Bipartite estimators
--------------------

:mod:`bipartite_learn` provides machine learning estimators that directly
receive a bipartite dataset as input, formatted as described in the previous
section.

The API of these estimators is kept very similar to the usual `scikit-learn`
API, where the methods ``fit`` and ``predict`` are responsible for the training
and estimation procedures, respectively. However, some key differences must be
noted.

In their ``fit`` methods, instead of receiving a single ``X`` feature matrix
and a ``y`` target matrix, the bipartite estimators in this package are built to
receive two matrices ``X_0`` and ``X_1`` wrapped in a list ``[X_0, X_1]`` as
``fit``'s ``X`` parameter. Accordingly, the ``y`` parameter is expected to
receive the known interaction matrix, such that
``y.shape == (X[0].shape[0], X[1].shape[0])`` and ``y[i, j]`` is the target
information to be predicted about the interaction between the samples
``X[0][i]`` and ``X[1][j]``.

.. code-block:: python

    >>> from bipartite_learn.datasets import NuclearReceptorsLoader
    >>> from bipartite_learn.tree import BipartiteDecisionTreeClassifier
    >>> [X_0, X_1], y = NuclearReceptorsLoader().load()
    >>> bipartite_estimator = BipartiteDecisionTreeClassifier()
    >>> bipartite_estimator.fit([X_0, X_1], y)

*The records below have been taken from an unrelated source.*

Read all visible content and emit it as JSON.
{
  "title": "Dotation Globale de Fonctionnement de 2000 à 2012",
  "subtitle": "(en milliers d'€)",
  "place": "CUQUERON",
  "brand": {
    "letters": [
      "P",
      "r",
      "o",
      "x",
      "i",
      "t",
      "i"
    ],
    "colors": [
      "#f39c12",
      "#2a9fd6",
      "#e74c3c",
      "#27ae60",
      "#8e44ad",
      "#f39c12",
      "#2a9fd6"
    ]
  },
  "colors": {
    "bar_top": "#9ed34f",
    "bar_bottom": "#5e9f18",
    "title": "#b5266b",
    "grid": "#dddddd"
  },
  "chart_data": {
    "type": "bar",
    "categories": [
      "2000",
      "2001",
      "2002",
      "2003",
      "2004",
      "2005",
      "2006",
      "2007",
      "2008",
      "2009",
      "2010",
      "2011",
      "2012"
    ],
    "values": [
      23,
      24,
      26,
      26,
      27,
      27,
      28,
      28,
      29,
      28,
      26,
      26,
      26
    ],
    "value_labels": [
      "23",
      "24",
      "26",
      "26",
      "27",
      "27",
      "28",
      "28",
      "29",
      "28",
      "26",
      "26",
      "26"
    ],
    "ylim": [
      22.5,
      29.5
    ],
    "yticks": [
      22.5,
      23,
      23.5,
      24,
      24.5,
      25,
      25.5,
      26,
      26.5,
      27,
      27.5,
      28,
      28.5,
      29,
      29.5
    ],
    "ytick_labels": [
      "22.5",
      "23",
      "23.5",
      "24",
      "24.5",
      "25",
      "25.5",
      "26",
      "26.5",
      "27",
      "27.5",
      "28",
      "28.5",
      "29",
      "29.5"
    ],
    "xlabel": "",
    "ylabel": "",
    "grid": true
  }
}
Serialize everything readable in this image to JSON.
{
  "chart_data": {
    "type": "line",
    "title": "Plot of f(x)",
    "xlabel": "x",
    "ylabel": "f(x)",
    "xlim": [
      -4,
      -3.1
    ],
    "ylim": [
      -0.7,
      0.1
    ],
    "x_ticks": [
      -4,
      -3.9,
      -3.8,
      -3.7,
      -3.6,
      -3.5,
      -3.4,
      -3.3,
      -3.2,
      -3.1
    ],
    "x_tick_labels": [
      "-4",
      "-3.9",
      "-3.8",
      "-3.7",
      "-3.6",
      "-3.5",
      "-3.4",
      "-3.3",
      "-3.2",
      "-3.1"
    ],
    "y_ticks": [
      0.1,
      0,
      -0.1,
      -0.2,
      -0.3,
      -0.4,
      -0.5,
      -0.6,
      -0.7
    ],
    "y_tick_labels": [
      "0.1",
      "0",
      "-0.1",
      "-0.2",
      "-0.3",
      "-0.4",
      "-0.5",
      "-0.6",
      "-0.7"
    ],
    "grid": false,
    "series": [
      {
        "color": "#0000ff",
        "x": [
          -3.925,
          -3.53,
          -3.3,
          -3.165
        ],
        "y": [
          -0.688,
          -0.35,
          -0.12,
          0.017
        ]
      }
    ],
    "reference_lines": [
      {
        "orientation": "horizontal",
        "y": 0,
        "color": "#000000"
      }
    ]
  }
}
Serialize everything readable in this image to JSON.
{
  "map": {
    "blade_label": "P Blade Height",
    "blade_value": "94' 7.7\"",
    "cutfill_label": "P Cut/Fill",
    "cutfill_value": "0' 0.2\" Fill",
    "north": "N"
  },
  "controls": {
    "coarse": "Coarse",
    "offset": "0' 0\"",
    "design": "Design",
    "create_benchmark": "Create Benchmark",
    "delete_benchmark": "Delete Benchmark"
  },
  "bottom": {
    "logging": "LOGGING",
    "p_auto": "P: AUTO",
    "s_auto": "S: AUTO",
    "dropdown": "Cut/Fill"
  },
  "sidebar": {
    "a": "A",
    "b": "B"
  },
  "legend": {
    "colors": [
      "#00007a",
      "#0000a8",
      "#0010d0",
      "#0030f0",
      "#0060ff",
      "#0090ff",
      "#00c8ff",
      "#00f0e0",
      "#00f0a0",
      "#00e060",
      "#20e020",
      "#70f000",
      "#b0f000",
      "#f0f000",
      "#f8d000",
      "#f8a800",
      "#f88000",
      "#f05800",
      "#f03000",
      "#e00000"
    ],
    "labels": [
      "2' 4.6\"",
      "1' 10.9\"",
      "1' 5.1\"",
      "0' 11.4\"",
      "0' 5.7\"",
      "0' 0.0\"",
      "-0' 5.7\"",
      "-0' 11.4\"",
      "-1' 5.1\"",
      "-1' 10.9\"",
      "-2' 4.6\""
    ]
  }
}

Notice that although ``y`` is bidimensional, which would represent a
multi-output task for :mod:`scikit-learn` estimators, the target matrix ``y`` in
bipartite datasets essentially represents a single output per interacting pair.
These pairs themselves are what we
actually consider the input samples, so that bipartite estimators are still
considered single-output estimators even if dealing with a bidimensional ``y``.
They can be viewed as simpler (and often more efficient) methods for considering
all possible relationships during the training procedure, without the need for
explicit data preprocessing.

.. note::
    Multi-output bipartite tasks are not supported by :mod:`bipartite_learn` for
    now. In such cases, ``y`` would be most naturally represented as a
    tridimensional tensor, storing each output value along its last dimension
    (the "depth").

Even if essentially single-output under the eyes of :mod:`bipartite_learn`, some
learning algorithms for bipartite data make use of compositions of
multi-output traditional estimators (that are designed to be trained on a single
``X`` matrix).

.. note::
    For clarity sake, we refer to the usual machine learning estimators
    taking a single ``X`` matrix as *monopartite* estimators, while the ones
    that we mainly focus here, that are aware of the bipartite nature of the
    data, are accordingly called *bipartite* estimators.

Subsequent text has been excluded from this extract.